Alliance for Georgia also came under fire by some of its former allies, including ex-public defender, Sozar Subari, who announced about quitting the Alliance after the elections, as well as by Koka Guntsadze, who also quite the Alliance. The latter said on June 4, that the Alliance for Georgia had failed to secure opposition unity and “it also had not enough force to establish itself as an alternative to the current authorities” – the remarks in direct response to Alasania’s claims that the May 30 elections put Alliance for Georgia on the top of opposition front, turning the coalition into alternative to the current authorities. Both Guntsadze and Subari remained Alliance member during the pre-election campaign only nominally.
The Georgian press is already speculating that a new opposition configuration may soon emerged around the Burjanadze’s party, involving among others Subari and Levan Gachechiladze, an opposition presidential candidate in 2008 elections and founder of Defend Georgia movement, who also distanced himself from the local elections; rumors, however, have not yet been confirmed by these figures, although they do not rule out having consultations with each other.
National Forum, another party which also refused to run in the local elections, also called for an immediate launch of consultations on improving electoral system in the country to then demand early elections.

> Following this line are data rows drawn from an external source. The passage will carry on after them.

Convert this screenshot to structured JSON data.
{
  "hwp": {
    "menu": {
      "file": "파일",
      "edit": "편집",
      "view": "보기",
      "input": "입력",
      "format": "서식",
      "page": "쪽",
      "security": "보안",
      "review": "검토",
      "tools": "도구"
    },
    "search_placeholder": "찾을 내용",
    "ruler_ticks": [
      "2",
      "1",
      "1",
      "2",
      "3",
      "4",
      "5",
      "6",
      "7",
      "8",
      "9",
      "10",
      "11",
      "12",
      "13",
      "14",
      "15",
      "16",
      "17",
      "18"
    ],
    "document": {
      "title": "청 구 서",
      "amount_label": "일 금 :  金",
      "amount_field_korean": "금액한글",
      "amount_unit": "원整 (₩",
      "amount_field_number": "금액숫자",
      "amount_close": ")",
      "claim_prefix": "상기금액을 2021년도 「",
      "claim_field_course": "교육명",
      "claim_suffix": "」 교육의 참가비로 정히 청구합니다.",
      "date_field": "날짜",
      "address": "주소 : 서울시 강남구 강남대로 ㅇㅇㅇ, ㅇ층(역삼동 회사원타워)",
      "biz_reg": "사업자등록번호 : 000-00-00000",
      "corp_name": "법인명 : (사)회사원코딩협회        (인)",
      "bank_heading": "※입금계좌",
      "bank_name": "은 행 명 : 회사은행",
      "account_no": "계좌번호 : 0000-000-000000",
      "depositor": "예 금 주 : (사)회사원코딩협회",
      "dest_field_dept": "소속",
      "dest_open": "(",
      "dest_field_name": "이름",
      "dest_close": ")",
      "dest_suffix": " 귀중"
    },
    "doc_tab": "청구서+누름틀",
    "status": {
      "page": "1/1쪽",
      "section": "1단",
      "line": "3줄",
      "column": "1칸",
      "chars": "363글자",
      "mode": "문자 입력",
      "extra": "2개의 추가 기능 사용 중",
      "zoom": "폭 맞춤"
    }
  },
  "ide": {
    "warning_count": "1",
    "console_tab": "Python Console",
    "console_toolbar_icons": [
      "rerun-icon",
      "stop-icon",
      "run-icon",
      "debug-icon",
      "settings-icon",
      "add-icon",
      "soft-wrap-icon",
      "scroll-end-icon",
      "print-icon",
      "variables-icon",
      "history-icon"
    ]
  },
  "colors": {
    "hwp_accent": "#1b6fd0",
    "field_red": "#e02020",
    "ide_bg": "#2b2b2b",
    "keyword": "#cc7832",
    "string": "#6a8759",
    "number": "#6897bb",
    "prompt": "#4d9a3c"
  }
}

“Georgia has no time to wait till 2012 [parliamentary elections],” Gubaz Sanikidze of the National Forum told Maestro TV on June 4.
He also said that the May 30 local elections were “a mine field set by Saakashvili.”
“Some opposition parties have entered this minefield and blew themselves up,” he added.
Like Burjanadze, he also brushed off criticism over not running in the elections saying that his party resorted to “passive boycott”. “We were not running in the elections, but we have never called on voters not to turn out at the polling stations,” Gubaz Sanikidze said.
The Labor Party, which is regarded to have one of the most stable voter base, was most vocal in its calls for boycotting the local elections.
Shalva Natelashvili, leader of the Labor Party, said on June 4 that opposition parties, which ran in the local elections, which he called "tragic stage show", contributed to "survival" of the government. He said that it was made possible with "the American blessing, which has a goal not to allow the Labor Party into the government." He also said that while part of Georgian territory remained under the Russian occupation, another part of the country "is colonized by the United States". "I am setting up an anti-colonization center against imperialism and its Tbilisi-based puppet regime," Natelashvili said.